Na trama, Emma Stone é uma jovem pobre que é recebida para trabalhar no palácio de Anne (Colman), Rainha da Inglaterra do início do século XVIII. Além de ela chegar toda cheia de lama e fezes, ainda é ridicularizada pela mulher que é o braço direito da rainha (Weisz, inspirada). O que a jovem descobre, graças à sua inteligência e luta pela sobrevivência naquele ninho de cobras, é que as personagens de Colman e Weisz também são amantes. É então que ela percebe o caminho para conquistar o seu lugar ao sol, através daquela rainha que na maioria das vezes mais parece uma criança mimada.
Para contar essa história, Lanthimos usa lente grande angular que se destaca principalmente nos interiores. Há também cenas com utilização apenas de luz natural, o que só aumenta a comparação que o filme vem recebendo com BARRY LYNDON, de Stanley Kubrick. Há também uma suntuosidade nos cenários e figurinos que é de dar gosto, mesmo a quem não está muito interessado no enredo. Se bem que é difícil não se divertir com a trama e com o show de interpretação das três atrizes. Gostei especialmente de Stone, que ganha talvez até mais tempo de cena que a Olivia Colman. As cenas dela tentando seduzir um dos nobres do castelo a base de porrada são muito engraçadas.
Em tempos de safra fraca de filmes indicados à categoria principal do Oscar, A FAVORITA é um alívio e tanto.
A FAVORITA recebeu indicações ao Oscar nas categorias de filme, direção, atriz (Olivia Colman), atrizes coadjuvantes (Emma Stone e Rachel Weisz), roteiro original, desenho de produção, figurino, direção de fotografia e montagem.
+ TRÊS FILMES
GREEN BOOK - O GUIA (Green Book)
Que safra horrível a do Oscar deste ano, hein!

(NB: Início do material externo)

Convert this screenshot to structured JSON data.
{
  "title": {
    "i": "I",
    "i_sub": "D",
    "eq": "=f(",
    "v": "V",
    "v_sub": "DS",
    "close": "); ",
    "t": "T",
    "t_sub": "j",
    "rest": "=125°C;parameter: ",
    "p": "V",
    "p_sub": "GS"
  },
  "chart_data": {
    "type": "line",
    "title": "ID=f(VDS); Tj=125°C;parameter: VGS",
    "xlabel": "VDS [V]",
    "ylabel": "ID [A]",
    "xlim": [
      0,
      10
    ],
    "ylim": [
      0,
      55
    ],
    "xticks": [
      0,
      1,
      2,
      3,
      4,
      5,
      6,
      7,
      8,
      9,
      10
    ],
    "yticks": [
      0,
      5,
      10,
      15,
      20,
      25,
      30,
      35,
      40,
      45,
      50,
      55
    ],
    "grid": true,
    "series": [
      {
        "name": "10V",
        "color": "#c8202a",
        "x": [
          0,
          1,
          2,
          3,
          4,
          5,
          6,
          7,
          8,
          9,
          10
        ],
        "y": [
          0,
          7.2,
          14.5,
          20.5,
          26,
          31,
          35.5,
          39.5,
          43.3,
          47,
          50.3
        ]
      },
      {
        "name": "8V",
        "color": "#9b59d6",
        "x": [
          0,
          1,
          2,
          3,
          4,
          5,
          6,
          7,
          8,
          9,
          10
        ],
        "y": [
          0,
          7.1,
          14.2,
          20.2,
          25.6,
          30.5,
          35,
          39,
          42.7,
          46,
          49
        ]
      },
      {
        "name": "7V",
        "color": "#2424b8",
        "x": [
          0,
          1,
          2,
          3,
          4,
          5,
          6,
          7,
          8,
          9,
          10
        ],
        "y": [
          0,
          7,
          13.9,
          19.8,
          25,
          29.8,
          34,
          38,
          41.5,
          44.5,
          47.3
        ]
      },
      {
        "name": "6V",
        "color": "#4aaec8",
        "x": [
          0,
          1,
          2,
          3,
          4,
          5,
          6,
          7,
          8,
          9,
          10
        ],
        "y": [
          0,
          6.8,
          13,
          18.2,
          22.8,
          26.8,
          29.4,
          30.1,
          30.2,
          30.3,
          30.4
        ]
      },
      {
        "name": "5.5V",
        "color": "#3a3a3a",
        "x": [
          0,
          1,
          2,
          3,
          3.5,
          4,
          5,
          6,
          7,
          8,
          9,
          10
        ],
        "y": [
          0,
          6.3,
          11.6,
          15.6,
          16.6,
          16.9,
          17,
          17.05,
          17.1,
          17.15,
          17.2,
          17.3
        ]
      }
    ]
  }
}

O que é isso, meu Deus? Há tempos eu não vejo um filme tão medíocre assim. Não é que seja ruim, mas tem toda pinta de filme ultrapassado, que até se costumava a ver em premiações dos anos 80, por exemplo. E que discussões rasas que o filme provoca. Um desperdício de uma dupla de atores ótimos. Na trama, homem branco e rude de origem italiana é contratado para ser o chofer de um músico negro nos Estados Unidos dos anos 1960. Indicado ao Oscar nas categorias de filme, ator (Viggo Mortensen), ator coadjuvante (Mahershala Ali), roteiro original e montagem. Direção: Peter Farrelly. Ano: 2018.
A ESPOSA (The Wife)
Perde na originalidade e na construção dramática para o MONSIEUR & MADAME ADELMAN, de Nicolas Bedos, mas não dá para negar que é um filme que consegue capturar o espectador do início ao fim. Gosto bastante das cenas de flashback e da personagem jovem. Como não é uma história real, mas baseado em um romance, fica difícil comprar às vezes a trama. Ainda mais em pelo século XX. Indicado ao Oscar de melhor atriz para Glenn Close. Direção: Björn L Runge. Ano: 2017.
ASSUNTO DE FAMÍLIA (Manbiki Kazoku)
Difícil não gostar do Koreeda e do modo sensível com que ele aborda os dramas familiares. Acho que ainda gosto mais de PAIS & FILHOS e DEPOIS DA TEMPESTADE, mas este aqui tem algo em comum com o primeiro. O interessante é que primeiro o filme faz com que a gente goste daquelas pessoas imperfeitas para depois fazê-las entrar em situações mais dramáticas, longe da rotina de comer e se socializar em família. O último frame é lindo. Indicado ao Oscar de filme em língua estrangeira. Direção: Hirokazu Koreeda. Ano: 2018.